Nello stesso ricorso, l’Asl aveva altresì contestato la decisione impugnata per non aver tenuto conto nella quantificazione del danno psichico subito dalla paziente, dei suoi precedenti disturbi psichici originati da fattori diversi dalla reazione alla malattia e, in ogni caso, della sua peculiare di predisposizione a tale disturbo patologico.
Ma il motivo per i Giudici della Cassazione è infondato.
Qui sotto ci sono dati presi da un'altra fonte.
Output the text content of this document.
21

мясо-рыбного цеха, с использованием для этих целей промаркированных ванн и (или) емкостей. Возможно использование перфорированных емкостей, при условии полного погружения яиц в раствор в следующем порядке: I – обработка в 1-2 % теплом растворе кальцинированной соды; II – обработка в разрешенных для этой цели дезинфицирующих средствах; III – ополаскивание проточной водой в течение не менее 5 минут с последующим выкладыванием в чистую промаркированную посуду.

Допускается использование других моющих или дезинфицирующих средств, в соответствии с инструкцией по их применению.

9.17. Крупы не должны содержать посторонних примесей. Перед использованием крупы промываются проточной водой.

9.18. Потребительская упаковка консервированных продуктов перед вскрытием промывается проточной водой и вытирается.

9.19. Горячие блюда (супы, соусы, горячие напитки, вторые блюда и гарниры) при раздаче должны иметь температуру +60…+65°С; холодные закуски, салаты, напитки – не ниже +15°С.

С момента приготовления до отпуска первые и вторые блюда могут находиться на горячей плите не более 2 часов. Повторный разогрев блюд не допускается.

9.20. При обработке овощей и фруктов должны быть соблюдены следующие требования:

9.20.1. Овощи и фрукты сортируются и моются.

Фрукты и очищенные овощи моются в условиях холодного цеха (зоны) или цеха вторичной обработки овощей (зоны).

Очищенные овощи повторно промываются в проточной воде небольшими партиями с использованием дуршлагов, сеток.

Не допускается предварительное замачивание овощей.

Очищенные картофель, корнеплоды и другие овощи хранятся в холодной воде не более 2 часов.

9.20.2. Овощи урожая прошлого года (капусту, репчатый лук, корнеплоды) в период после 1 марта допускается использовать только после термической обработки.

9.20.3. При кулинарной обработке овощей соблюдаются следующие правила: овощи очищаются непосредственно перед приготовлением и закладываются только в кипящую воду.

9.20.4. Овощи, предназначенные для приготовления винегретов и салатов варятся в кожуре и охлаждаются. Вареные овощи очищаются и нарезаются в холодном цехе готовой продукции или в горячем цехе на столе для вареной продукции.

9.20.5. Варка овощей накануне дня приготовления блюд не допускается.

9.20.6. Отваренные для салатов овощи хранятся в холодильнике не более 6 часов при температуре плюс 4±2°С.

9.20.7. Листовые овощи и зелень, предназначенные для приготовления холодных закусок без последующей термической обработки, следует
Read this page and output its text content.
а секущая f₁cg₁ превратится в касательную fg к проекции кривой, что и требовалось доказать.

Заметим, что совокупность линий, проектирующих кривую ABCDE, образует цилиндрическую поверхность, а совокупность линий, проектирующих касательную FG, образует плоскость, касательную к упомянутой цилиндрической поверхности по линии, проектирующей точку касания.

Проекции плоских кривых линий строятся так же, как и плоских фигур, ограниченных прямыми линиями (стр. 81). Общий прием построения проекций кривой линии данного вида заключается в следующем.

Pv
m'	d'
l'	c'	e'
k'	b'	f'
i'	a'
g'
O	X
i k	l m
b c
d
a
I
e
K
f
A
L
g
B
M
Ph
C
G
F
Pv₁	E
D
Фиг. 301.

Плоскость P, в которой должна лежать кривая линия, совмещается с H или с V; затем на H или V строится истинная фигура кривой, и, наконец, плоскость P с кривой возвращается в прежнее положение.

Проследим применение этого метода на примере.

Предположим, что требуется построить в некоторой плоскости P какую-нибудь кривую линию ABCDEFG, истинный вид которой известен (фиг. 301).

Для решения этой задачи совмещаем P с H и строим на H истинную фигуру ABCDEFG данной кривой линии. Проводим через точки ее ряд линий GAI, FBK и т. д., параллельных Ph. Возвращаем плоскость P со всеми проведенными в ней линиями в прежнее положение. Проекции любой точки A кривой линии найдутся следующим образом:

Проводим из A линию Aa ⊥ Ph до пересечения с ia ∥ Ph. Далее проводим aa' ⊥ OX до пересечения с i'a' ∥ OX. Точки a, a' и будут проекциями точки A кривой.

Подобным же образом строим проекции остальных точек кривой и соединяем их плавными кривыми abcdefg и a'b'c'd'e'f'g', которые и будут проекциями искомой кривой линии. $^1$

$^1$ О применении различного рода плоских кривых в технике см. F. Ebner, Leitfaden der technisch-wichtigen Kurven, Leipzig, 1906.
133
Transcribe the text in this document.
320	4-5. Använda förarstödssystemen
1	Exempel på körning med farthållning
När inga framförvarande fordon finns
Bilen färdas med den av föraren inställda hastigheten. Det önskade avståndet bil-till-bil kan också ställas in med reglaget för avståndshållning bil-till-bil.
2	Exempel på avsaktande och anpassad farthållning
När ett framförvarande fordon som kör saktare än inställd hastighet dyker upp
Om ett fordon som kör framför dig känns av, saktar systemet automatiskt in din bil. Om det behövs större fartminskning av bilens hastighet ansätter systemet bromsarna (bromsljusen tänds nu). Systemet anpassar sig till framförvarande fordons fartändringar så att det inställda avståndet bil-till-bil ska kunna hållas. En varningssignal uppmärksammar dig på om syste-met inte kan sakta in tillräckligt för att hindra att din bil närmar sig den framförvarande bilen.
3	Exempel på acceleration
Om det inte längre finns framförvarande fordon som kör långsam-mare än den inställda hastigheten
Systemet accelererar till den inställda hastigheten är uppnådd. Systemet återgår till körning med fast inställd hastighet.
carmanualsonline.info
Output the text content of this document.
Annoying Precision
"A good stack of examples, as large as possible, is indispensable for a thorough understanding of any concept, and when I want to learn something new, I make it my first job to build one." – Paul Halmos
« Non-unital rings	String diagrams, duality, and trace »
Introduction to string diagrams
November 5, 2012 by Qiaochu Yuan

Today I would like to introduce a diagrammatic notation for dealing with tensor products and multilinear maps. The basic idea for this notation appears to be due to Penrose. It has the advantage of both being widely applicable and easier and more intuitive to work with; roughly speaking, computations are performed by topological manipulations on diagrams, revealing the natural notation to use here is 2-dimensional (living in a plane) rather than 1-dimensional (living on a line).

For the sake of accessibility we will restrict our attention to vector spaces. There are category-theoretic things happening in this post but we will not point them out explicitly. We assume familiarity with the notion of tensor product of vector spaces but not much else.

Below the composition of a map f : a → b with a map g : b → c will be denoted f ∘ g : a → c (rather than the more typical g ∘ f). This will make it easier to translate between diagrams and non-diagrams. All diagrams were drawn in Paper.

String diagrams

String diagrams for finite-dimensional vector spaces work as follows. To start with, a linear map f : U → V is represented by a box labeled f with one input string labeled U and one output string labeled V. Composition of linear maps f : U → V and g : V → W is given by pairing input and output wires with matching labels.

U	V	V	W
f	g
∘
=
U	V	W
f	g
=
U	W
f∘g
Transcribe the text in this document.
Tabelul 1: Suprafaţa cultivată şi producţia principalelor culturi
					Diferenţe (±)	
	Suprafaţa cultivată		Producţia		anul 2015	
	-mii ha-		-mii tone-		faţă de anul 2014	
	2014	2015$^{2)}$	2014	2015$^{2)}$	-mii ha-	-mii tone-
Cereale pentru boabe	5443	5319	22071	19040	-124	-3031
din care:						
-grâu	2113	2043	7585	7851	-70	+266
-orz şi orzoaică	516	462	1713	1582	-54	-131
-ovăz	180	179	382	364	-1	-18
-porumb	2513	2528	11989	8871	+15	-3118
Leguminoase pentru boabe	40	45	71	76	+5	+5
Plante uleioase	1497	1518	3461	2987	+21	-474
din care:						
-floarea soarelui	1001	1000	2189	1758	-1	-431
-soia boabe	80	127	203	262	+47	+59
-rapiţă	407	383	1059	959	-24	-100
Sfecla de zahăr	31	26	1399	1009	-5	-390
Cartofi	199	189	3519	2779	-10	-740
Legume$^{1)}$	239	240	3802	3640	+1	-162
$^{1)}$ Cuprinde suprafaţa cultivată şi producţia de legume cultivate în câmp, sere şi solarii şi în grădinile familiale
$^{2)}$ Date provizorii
Secondo un consolidato orientamento giurisprudenziale “se il danneggiato, prima dell’evento, risulti portatore di una mera “predisposizione” ovvero di uno “stato di vulnerabilità” (stati preesistenti non necessariamente patologici o invalidanti, ciò che risulta ancor più frequente nel delicato universo dei danni psichici), ma l’evidenza probatoria del processo non consenta, in proposito, di superare la soglia della mera ipotesi, e comunque appaia indimostrabile la circostanza che, a prescindere dalla causa imputabile, la situazione pregressa sarebbe comunque, anche in assenza dall’evento di danno, risultata modificativa in senso patologico-invalidante della situazione del soggetto: in tal caso, il giudice non procederà ad alcuna diminuzione del quantum debeatur, atteso che un’opposta soluzione condurrebbe ad affermare l’intollerabile principio per cui persone che, per loro disgrazia (e non già per colpa imputabile ex art. 1227 c.c. o per fatto addebitabile a terzi) siano, per natura e per vicissitudini di vita più vulnerabili di altre, dovrebbero irragionevolmente appagarsi di una tutela risarcitoria minore rispetto a quella riservata agli altri consociati affetti da “normalità” (Cass., Sez. 3, Sentenza n. 15991 del 21/07/2011).
Al rigetto del ricorso è seguita la condanna della ricorrente alla rifusione delle spese di giudizio in favore delle altre parti in causa.